An announcement is expected today on a reversal of previous Labor Government policy to deem bank accounts and life insurance policies ‘inactive’ after three years of nil transactions.
The so-called ‘three-year’ rule meant the account balances would be transferred to the Australian Securities and Investments Commission (ASIC) if the account had not been accessed for three years. This was changed, from the previous period of seven years, by the Labor Government in 2013. The move will cost the Abbott Government about $550 million. Mr. Abbott has stated that:
“This caused real financial distress for many Australians, including older Australians and community groups who were not able to access their own funds when they needed them.”

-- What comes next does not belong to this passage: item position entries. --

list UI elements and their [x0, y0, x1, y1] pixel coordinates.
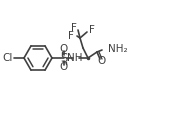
Text: F: F — [89, 25, 95, 35]
Text: S: S — [60, 51, 68, 65]
Text: Cl: Cl — [3, 53, 13, 63]
Text: F: F — [71, 23, 77, 33]
Text: NH: NH — [67, 53, 83, 63]
Text: O: O — [97, 56, 105, 66]
Text: O: O — [60, 62, 68, 72]
Text: NH₂: NH₂ — [108, 44, 128, 54]
Text: F: F — [68, 31, 74, 41]
Text: O: O — [60, 44, 68, 54]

The monies held by ASIC could, of course, be claimed back by the account holders, but it is claimed that this has been a time consuming business. Children’s accounts are to be exempt under the new legislation.

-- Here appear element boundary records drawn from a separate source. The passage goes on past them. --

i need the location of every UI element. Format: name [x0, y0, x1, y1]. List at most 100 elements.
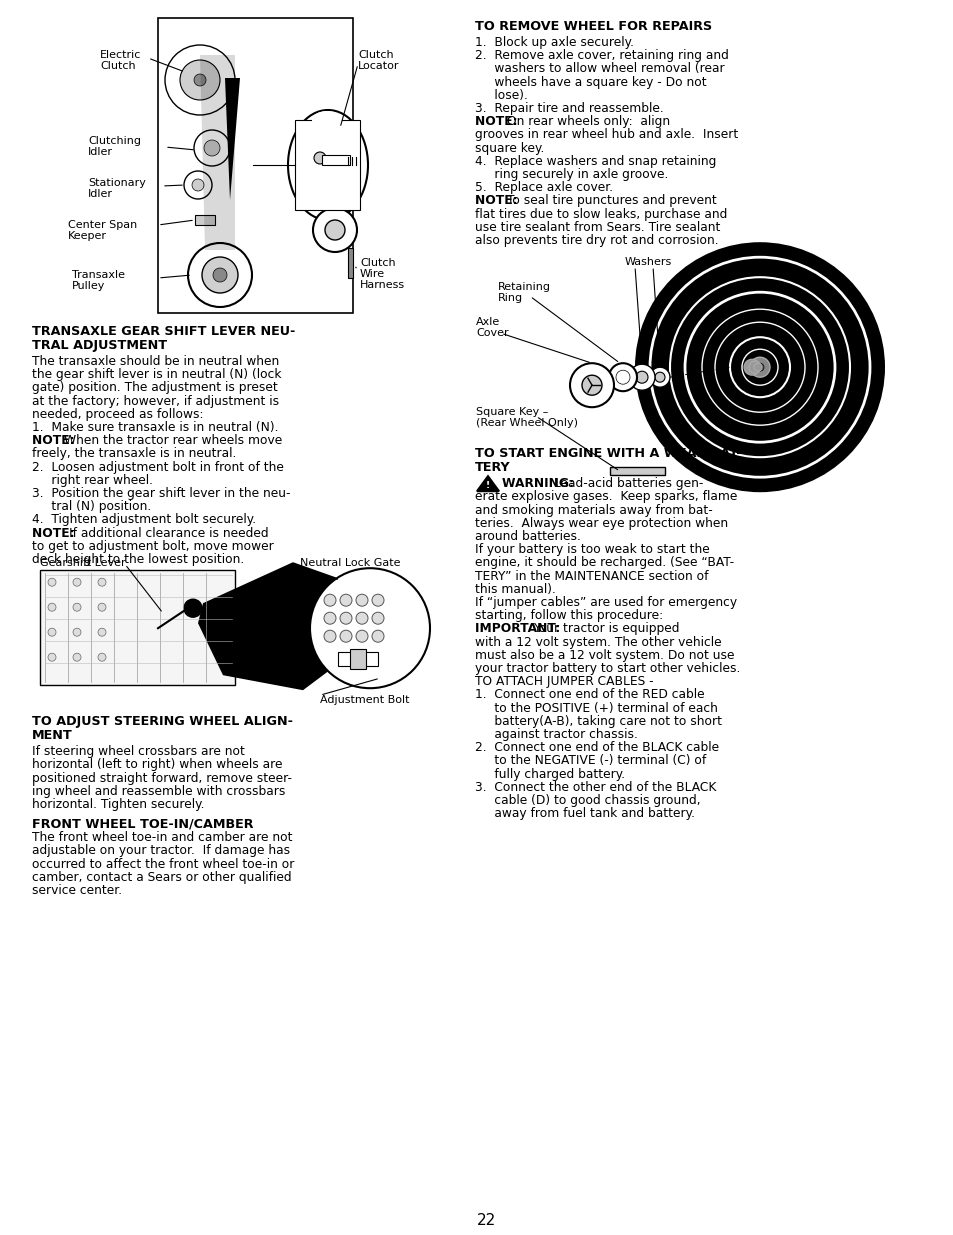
Circle shape: [339, 630, 352, 642]
Text: with a 12 volt system. The other vehicle: with a 12 volt system. The other vehicle: [475, 636, 720, 648]
Text: use tire sealant from Sears. Tire sealant: use tire sealant from Sears. Tire sealan…: [475, 221, 720, 233]
Circle shape: [741, 350, 778, 385]
Circle shape: [184, 599, 202, 618]
Text: occurred to affect the front wheel toe-in or: occurred to affect the front wheel toe-i…: [32, 857, 294, 871]
Text: horizontal (left to right) when wheels are: horizontal (left to right) when wheels a…: [32, 758, 282, 772]
Text: Cover: Cover: [476, 329, 508, 338]
Text: Center Span: Center Span: [68, 220, 137, 230]
Circle shape: [608, 363, 637, 391]
Text: TO ATTACH JUMPER CABLES -: TO ATTACH JUMPER CABLES -: [475, 676, 653, 688]
Polygon shape: [200, 56, 234, 249]
Text: 1.  Block up axle securely.: 1. Block up axle securely.: [475, 36, 634, 49]
Text: 4.  Replace washers and snap retaining: 4. Replace washers and snap retaining: [475, 154, 716, 168]
Text: Clutch: Clutch: [359, 258, 395, 268]
Circle shape: [48, 653, 56, 661]
Circle shape: [324, 613, 335, 624]
Circle shape: [184, 170, 212, 199]
Bar: [609, 467, 664, 475]
Text: 1.  Connect one end of the RED cable: 1. Connect one end of the RED cable: [475, 688, 704, 701]
Circle shape: [193, 74, 206, 86]
Text: Axle: Axle: [476, 317, 499, 327]
Circle shape: [310, 568, 430, 688]
Text: around batteries.: around batteries.: [475, 530, 580, 543]
Text: Clutch: Clutch: [100, 61, 135, 70]
Text: 4.  Tighten adjustment bolt securely.: 4. Tighten adjustment bolt securely.: [32, 514, 255, 526]
Text: 22: 22: [476, 1213, 496, 1228]
Text: right rear wheel.: right rear wheel.: [32, 474, 152, 487]
Circle shape: [355, 594, 368, 606]
Bar: [194, 215, 214, 225]
Text: When the tractor rear wheels move: When the tractor rear wheels move: [64, 435, 282, 447]
Circle shape: [48, 603, 56, 611]
Text: also prevents tire dry rot and corrosion.: also prevents tire dry rot and corrosion…: [475, 233, 718, 247]
Text: Square Key –: Square Key –: [476, 408, 548, 417]
Text: (Rear Wheel Only): (Rear Wheel Only): [476, 419, 578, 429]
Circle shape: [749, 357, 769, 377]
Circle shape: [655, 372, 664, 382]
Circle shape: [98, 578, 106, 587]
Text: to the POSITIVE (+) terminal of each: to the POSITIVE (+) terminal of each: [475, 701, 717, 715]
Text: Locator: Locator: [357, 61, 399, 70]
Text: Ring: Ring: [497, 293, 522, 304]
Text: Wire: Wire: [359, 269, 385, 279]
Text: Idler: Idler: [88, 147, 112, 157]
Circle shape: [204, 140, 220, 156]
Circle shape: [636, 372, 647, 383]
Text: Washers: Washers: [624, 257, 672, 267]
Text: If steering wheel crossbars are not: If steering wheel crossbars are not: [32, 745, 245, 758]
Circle shape: [73, 603, 81, 611]
Circle shape: [339, 613, 352, 624]
Circle shape: [635, 242, 884, 493]
Text: IMPORTANT:: IMPORTANT:: [475, 622, 564, 635]
Bar: [350, 650, 366, 669]
Text: TO ADJUST STEERING WHEEL ALIGN-: TO ADJUST STEERING WHEEL ALIGN-: [32, 715, 293, 729]
Text: Adjustment Bolt: Adjustment Bolt: [319, 695, 409, 705]
Text: away from fuel tank and battery.: away from fuel tank and battery.: [475, 808, 695, 820]
Text: NOTE:: NOTE:: [32, 526, 83, 540]
Circle shape: [355, 630, 368, 642]
Text: and smoking materials away from bat-: and smoking materials away from bat-: [475, 504, 712, 516]
Text: TRAL ADJUSTMENT: TRAL ADJUSTMENT: [32, 338, 167, 352]
Circle shape: [372, 594, 384, 606]
Circle shape: [616, 370, 629, 384]
Text: WARNING:: WARNING:: [501, 477, 578, 490]
Text: TO REMOVE WHEEL FOR REPAIRS: TO REMOVE WHEEL FOR REPAIRS: [475, 20, 711, 33]
Text: fully charged battery.: fully charged battery.: [475, 768, 624, 781]
Circle shape: [192, 179, 204, 191]
Text: If your battery is too weak to start the: If your battery is too weak to start the: [475, 543, 709, 556]
Bar: [294, 120, 359, 210]
Text: 3.  Repair tire and reassemble.: 3. Repair tire and reassemble.: [475, 103, 663, 115]
Circle shape: [714, 322, 804, 412]
Text: 2.  Loosen adjustment bolt in front of the: 2. Loosen adjustment bolt in front of th…: [32, 461, 284, 473]
Text: ing wheel and reassemble with crossbars: ing wheel and reassemble with crossbars: [32, 784, 285, 798]
Text: lose).: lose).: [475, 89, 527, 101]
Text: cable (D) to good chassis ground,: cable (D) to good chassis ground,: [475, 794, 700, 806]
Text: square key.: square key.: [475, 142, 544, 154]
Text: 2.  Connect one end of the BLACK cable: 2. Connect one end of the BLACK cable: [475, 741, 719, 755]
Text: Idler: Idler: [88, 189, 112, 199]
Circle shape: [649, 367, 669, 388]
Text: Clutch: Clutch: [357, 49, 394, 61]
Ellipse shape: [288, 110, 368, 220]
Circle shape: [669, 277, 849, 457]
Circle shape: [372, 613, 384, 624]
Circle shape: [48, 578, 56, 587]
Text: If additional clearance is needed: If additional clearance is needed: [69, 526, 269, 540]
Text: erate explosive gases.  Keep sparks, flame: erate explosive gases. Keep sparks, flam…: [475, 490, 737, 504]
Text: starting, follow this procedure:: starting, follow this procedure:: [475, 609, 662, 622]
Text: to get to adjustment bolt, move mower: to get to adjustment bolt, move mower: [32, 540, 274, 553]
Bar: [40, 571, 234, 685]
Text: NOTE:: NOTE:: [32, 435, 79, 447]
Text: Neutral Lock Gate: Neutral Lock Gate: [299, 558, 400, 568]
Circle shape: [743, 359, 760, 375]
Circle shape: [188, 243, 252, 308]
Text: TRANSAXLE GEAR SHIFT LEVER NEU-: TRANSAXLE GEAR SHIFT LEVER NEU-: [32, 325, 295, 338]
Text: If “jumper cables” are used for emergency: If “jumper cables” are used for emergenc…: [475, 597, 737, 609]
Text: this manual).: this manual).: [475, 583, 556, 595]
Circle shape: [180, 61, 220, 100]
Text: To seal tire punctures and prevent: To seal tire punctures and prevent: [506, 194, 716, 207]
Text: battery(A-B), taking care not to short: battery(A-B), taking care not to short: [475, 715, 721, 727]
Text: Keeper: Keeper: [68, 231, 107, 241]
Bar: [322, 156, 350, 165]
Text: must also be a 12 volt system. Do not use: must also be a 12 volt system. Do not us…: [475, 648, 734, 662]
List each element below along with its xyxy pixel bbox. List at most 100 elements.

Those who believe they may have had monies reclaimed by the government under the three-year rule can search for their funds here.
Finally we have a legislative initiative that gives rather than takes. But whilst the intent sounds noble, the result may just be more money for the banks.
When the then Labor Government introduced this legislation in May 2013, we described it as a dumb regulation and we remain of the same opinion. In essence, it was penny-pinching for no real gain. The amount the government gained was, at most, $600 million, but the inconvenience caused to thousands of Australians with low balance accounts was massive.
The interesting point, however, is that those who will now be able to maintain inactive accounts for four, five or more years will probably seriously erode their own savings by continuing to pay bank fees on their balances. At least when the money was transferred to ASIC, as annoying as it was to retrieve it, the over-the-top fees were on hold, so your balance remained fairly stable. And given our record low interest rates, savers have not been penalised by a lack of earnings. Strangely, the main winners from this reversal of Labor legislation would seem to be the big banks.
What do you think? Is it better to have inactive accounts called in and held in the relatively ‘safe’ ASIC environment? Or should they be allowed to lie dormant for twice as long, while being slugged with bank fees? Can you suggest a third, more equitable, way for the government to deal with inactive accounts?